Louis Farrakhan (formerly Louis Eugene Walcott, Louis X, and Abdul Farrakhan) and I have a few things in common. We both grew up in lower-class black neighborhoods; we both ran track and excelled at it; we both aspired to be professional musicians; and we both have spent chunks of our lives in the Episcopal church. (It didn't occur to Levinson that Farrakhan's early involvement in an Episcopal church might have something to do with his conversion to the bizarre theology of the Nation of Islam. I went to the Episcopal church for the first time as an adult, after having Christian orthodoxy thoroughly instilled in me by the Southern Baptists. I am thus opposed to children being raised in the Episcopal church. Just look at what happened to Farrakhan.)
Of course, Farrakhan and I are dissimilar in many ways as well. For one thing, I like white folks (which makes sense, since I am one); he considers them "devils." He plays the violin, and quite well; I play the bass guitar. He goes for colors like mauve; I like dark blue. So the differences between us are, one might say, profound. Which gives me all the more reason to want to figure him out. And it was because I wanted to figure him out that I subscribed to his newspaper, The Final Call, in November 1995.
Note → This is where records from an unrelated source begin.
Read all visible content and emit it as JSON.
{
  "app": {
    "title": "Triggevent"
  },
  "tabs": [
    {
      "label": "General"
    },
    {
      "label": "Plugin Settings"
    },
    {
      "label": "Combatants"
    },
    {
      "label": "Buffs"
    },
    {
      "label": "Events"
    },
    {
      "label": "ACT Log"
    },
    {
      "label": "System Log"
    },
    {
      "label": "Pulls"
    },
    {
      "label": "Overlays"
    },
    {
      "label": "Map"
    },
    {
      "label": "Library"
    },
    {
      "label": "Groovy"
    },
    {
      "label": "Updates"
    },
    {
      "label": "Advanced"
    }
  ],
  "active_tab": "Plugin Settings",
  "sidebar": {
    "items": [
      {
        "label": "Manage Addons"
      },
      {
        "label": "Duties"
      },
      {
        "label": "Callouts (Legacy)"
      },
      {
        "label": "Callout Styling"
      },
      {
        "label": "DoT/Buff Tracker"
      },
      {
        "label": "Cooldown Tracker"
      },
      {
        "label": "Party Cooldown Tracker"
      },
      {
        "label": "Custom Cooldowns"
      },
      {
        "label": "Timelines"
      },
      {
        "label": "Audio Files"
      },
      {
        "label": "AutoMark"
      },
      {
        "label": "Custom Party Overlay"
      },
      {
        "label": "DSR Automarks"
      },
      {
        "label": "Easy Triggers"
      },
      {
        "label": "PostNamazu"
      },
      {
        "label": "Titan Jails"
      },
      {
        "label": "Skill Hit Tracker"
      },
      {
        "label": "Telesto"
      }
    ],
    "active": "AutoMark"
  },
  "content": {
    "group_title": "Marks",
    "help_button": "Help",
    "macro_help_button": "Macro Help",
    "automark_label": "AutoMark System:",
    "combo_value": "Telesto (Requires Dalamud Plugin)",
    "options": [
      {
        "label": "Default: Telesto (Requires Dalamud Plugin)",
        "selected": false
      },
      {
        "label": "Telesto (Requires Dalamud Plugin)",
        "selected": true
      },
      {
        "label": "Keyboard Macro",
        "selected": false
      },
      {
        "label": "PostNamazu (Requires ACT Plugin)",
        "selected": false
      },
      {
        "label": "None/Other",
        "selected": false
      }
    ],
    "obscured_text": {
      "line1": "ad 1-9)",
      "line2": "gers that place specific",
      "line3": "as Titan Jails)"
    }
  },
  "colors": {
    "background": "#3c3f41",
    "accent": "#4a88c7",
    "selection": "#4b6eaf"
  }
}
While newspapers and magazines across this continent are struggling to stay afloat, the Final Call is expanding. Just after the Million Man March in October 1995 it was transformed from a bimonthly into a weekly; it is getting thicker; members of the Nation have appeared on the streets of Canada's capital selling it only in the past year (they share sidewalk space with Pentecostal street preachers and Communists).
The Nation says that the Final Call's circulation is about 500,000, which at first sounds like a wild exaggeration. But then how has Farrakhan managed to attract ever-larger crowds to his events when the only real press he gets is his own? And how is it that the Final Call shows up in my mailbox week after week some 18 months after my subscription to it lapsed? I'd be willing to bet that someone in Chicago looked at my address in small-city Quebec, decided that I was a missionary case, and ordered that the newspaper be sent to me whether I pay for it or not. (My guess is that it will stop coming after this little essay is published.)
So why is the Final Call expanding; why are good-looking African immigrants peddling it on the streets of Ottawa (Ont.); and why, really, did the white guy who is writing these words subscribe to it in the first place? Is the situation in places like my old neighborhood, where my parents still live, so bad that Farrakhan seems to be the only black leader able to do something about it? Well (gulp), it does sometimes seem like it.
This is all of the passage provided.